Make Your Own Way Visit – Grim’s Dyke

On 9 July, a group of about 20 met at Grim’s Dyke on a pleasant summer’s day.  Claudia Mernick proved a knowledgeable and entertaining guide, ready with engaging and evocative details.

We walked round the house, encouraged to understand how architect Richard Norman Shaw had built for artist Frederick Goodall a house which incorporated elements from disparate historical styles, in a way that felt timeless and has been so influential it is hard now to appreciate how novel it was.

We explored the grounds, where Claudia explained how it would have looked during the time of later owners, W S Gilbert and his wife.  She was a passionate gardener and both of them loved animals, indulging themselves with a menagerie that included lemurs.  We also saw the lake which Gilbert helped dig and where he died, of a heart attack, after he plunged in to assist a guest in difficulties, as well the “moat” where the ditch beside Grim’s Dyke was enlarged in the days before it was a scheduled ancient monument.
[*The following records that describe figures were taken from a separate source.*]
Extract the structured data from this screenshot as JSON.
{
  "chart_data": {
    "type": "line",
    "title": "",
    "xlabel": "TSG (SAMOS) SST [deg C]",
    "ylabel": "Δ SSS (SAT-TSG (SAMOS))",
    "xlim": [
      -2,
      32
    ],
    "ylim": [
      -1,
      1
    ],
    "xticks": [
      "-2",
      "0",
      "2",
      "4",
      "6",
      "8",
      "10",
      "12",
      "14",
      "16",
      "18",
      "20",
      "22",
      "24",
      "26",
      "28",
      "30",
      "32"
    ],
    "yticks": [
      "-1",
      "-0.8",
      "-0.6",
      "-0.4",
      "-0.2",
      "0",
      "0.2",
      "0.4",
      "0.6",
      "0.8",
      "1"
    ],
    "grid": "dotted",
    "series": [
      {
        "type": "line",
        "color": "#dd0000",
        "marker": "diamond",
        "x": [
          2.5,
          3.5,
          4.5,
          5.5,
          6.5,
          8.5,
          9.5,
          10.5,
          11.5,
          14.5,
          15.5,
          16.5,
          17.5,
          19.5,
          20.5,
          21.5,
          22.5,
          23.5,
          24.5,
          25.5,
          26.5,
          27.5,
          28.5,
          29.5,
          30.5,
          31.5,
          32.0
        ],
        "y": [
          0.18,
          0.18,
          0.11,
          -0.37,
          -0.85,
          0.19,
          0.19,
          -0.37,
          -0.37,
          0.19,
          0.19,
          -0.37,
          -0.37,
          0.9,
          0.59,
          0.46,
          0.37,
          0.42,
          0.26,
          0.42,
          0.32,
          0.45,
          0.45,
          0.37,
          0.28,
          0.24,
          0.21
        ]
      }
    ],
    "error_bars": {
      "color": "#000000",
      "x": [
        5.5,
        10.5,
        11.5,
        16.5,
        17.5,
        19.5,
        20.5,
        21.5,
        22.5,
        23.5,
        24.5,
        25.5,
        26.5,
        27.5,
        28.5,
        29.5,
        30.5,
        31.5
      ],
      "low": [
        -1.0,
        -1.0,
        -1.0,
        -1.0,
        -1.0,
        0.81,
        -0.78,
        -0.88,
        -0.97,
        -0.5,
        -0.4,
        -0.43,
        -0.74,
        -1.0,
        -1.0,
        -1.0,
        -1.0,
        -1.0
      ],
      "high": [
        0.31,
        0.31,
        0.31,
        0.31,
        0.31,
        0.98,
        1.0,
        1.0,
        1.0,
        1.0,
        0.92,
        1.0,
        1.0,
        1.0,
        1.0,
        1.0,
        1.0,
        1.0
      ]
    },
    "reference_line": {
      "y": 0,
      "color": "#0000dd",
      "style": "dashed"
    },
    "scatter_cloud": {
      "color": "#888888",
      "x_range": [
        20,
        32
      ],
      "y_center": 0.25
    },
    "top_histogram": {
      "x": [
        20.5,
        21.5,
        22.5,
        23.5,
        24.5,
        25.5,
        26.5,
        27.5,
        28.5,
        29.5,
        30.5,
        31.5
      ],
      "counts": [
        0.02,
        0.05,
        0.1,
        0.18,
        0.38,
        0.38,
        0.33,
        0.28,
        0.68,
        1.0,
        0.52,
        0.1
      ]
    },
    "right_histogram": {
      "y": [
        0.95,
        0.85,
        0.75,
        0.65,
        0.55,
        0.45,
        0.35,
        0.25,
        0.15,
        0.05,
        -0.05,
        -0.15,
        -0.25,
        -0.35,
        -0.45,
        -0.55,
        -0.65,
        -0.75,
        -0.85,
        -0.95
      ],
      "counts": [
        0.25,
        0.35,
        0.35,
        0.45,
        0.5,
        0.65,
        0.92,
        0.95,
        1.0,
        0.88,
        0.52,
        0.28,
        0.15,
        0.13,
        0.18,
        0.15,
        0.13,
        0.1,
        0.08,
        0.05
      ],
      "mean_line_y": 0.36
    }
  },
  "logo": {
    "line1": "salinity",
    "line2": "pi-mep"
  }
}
Inside we saw the hall, where Gilbert once kept a model of HMS Pinafore and a suit of armour and the music room – once Goodall’s studio and showroom, with the extraordinary fireplace which Gilbert designed for it.  Several of us chose to finish off our visit with drinks in the bar, once Gilbert’s study, still lined with his bookcases and with the door open to the garden as it would have been when he worked there in an armchair.